It is the second week on May and here in the mountains of Vermont the serviceberries are blooming...like snow in springtime...a perfect Mother’s Day gift from Mother Nature!
Serviceberries...several different species in the genus Amelanchier...are my absolute favorite small trees. They are the perfect size for gardens; in spring they are covered with delicate white blossoms; and in fall their leaves turn a gorgeous shade of burnt orange.
Serviceberries naturally grow as understory trees...meaning they are happy with less light. Around here they absolutely thrive in the partial sun at the edge of the woods alongside our road. For most of the year they go unnoticed.
But for two weeks in early May they become the stars of the neighborhood.

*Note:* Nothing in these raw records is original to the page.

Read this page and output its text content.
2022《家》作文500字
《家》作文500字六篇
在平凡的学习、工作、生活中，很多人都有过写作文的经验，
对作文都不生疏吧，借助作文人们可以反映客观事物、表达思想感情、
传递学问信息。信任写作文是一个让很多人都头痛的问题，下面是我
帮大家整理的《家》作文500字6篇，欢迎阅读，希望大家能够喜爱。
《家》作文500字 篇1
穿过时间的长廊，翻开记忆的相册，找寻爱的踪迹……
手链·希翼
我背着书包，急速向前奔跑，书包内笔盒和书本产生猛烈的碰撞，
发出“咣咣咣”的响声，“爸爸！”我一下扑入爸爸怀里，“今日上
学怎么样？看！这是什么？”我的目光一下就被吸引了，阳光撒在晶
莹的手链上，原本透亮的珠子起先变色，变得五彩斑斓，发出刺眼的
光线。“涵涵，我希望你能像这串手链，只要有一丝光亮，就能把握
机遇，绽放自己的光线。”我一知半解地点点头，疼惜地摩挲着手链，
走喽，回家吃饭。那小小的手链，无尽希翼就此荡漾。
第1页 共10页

Serviceberries flower early, before their taller forest companions have leafed out. It is an unforgettable sight, looking down our winding dirt road on a misty spring morning, to see a lacy white veil peeking out from under the still leafless canopies of the maples and ash.
I also have a group of four Amelanchier canadensis...the smallest of the tree-sized serviceberries...growing in the shade behind our woodshed. And today...Mother’s day’... they are just perfect.
And every year, as I anticipate the flowering of our native serviceberries, A.E.Houseman’s famous poem, The Loveliest of Trees, about the wild cherry of his English woods, runs through my head.
Loveliest of trees, the cherry now
Is hung with bloom along the bough,
And stands about the woodland ride
Wearing white for Eastertide.
Now of my threescore years and ten,
Twenty will not come again,
And take from seventy springs a score,
It only leaves me fifty more.
And since to look at things in bloom
Fifty springs are little room,
About the woodlands I will go
To see the cherry hung with snow.
I do not have fifty more springs to enjoy...so I will live in the present and make the most of each and every spring as it is given to me. And each spring I cherish the beauty of our New England serviceberry, also ‘hung with snow’.
I ordered 5 Serviceberries from our Conservation district, but they are tiny tiny seedlings, and don't look too promising in general. I've put them in a nursery bed and have hopes that one spring soon we too will have early spring bloom on the bough.
Posted by: commonweeeder | May 14, 2009 at 12:58 PM
Don't give up on them. Try to keep the weeds from smothering them when they are small. Over time it can be helpful to keep the total number of stems to a reasonable number (say between three and ten) by prune out extra side stems. otherwise the whole thing gets to be a bit of a jumble in the center.